The East Coast ports are not responsible for as much footwear and apparel cargo as the West Coast ports which encompass the largest, busiest port in the country, the Los Angeles Port, and the Port of Long Beach, the second busiest.
However, the AAFA says both ports’ contracts will expire in close proximity—the East Coast ports contract set to expire in September 2018 and the West Coast ports contract set to expire in June 2019. If something goes awry, the AAFA warns, the consequences could be major.
“If East Coast negotiations result in a multi-month slowdown, we could be in situation where ports on both coast will be effected at the same time,” Juanita Duggan, AAFA’s president, cautioned. “Our industry was seriously and negatively impacted by what happened in the last year on the West Coast.”

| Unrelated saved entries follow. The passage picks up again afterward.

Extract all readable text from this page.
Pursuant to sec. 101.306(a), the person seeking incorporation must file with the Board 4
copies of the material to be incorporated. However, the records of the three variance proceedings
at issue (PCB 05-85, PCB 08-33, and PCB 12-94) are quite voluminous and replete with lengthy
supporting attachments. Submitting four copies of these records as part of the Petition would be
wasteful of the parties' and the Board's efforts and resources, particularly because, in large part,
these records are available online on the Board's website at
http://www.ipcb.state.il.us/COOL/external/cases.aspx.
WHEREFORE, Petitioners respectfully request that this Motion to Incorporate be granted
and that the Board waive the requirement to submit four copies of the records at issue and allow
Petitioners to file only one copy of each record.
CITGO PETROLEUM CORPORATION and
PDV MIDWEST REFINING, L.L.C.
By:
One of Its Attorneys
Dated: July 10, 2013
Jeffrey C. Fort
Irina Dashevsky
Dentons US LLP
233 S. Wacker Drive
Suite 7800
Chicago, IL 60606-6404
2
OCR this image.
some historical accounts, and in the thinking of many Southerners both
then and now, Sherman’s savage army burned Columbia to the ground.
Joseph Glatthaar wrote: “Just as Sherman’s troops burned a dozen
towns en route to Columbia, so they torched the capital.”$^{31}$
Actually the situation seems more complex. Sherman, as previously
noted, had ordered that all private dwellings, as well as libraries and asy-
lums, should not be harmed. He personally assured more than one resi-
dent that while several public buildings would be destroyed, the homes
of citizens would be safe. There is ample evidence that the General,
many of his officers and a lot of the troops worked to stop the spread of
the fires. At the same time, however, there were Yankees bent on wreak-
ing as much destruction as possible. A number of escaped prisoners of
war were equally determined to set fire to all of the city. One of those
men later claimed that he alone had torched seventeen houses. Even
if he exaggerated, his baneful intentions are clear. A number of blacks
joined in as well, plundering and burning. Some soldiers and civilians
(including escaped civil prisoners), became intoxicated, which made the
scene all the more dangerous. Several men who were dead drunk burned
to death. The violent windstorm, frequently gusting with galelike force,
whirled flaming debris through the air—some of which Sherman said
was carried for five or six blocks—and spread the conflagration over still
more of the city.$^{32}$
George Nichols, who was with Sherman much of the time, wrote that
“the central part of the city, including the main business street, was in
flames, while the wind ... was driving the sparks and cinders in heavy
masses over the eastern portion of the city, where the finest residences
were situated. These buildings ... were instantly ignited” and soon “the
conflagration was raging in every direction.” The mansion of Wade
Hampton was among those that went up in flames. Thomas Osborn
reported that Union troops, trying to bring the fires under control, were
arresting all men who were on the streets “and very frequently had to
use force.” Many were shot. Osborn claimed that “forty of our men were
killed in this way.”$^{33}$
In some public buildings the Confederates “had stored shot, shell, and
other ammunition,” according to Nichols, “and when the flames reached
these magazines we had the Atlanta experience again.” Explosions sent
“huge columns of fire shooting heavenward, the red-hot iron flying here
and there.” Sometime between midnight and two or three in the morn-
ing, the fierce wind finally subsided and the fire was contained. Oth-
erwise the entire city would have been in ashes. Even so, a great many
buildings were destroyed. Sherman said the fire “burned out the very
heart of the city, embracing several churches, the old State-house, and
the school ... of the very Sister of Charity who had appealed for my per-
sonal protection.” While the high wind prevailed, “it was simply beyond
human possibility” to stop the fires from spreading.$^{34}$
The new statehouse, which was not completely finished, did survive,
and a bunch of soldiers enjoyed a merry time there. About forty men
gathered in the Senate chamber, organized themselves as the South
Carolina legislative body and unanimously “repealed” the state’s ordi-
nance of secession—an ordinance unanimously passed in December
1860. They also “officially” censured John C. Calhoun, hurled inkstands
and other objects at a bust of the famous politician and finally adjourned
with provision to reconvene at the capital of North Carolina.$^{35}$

To prevent a similar fiasco, Duggan says a “number of systemic issues need to be reformed or resolved at the ports, with the port-labor system being one of them.”
“The bottom line is that the industry and the entire U.S. economy can’t afford a situation where there is full-stop at U.S. ports and commerce is halted entirely,” Duggan said. “That’s why supporting legislation like the PORTS Act and the Ports Performance Act—legislation that address issues at our ports—is an AAFA priority.”
So far, the East Coast ports negotiations appear to be off to an amicable start.
The International Longshoremen’s Association, AFL-CIO (ILA) and United States Maritime Alliance, Ltd. (USMX) announced on July 2 that they had concluded two days of “productive exploratory talks” on extending the current East Coast ports’ master contract ahead of the mid-September meetings.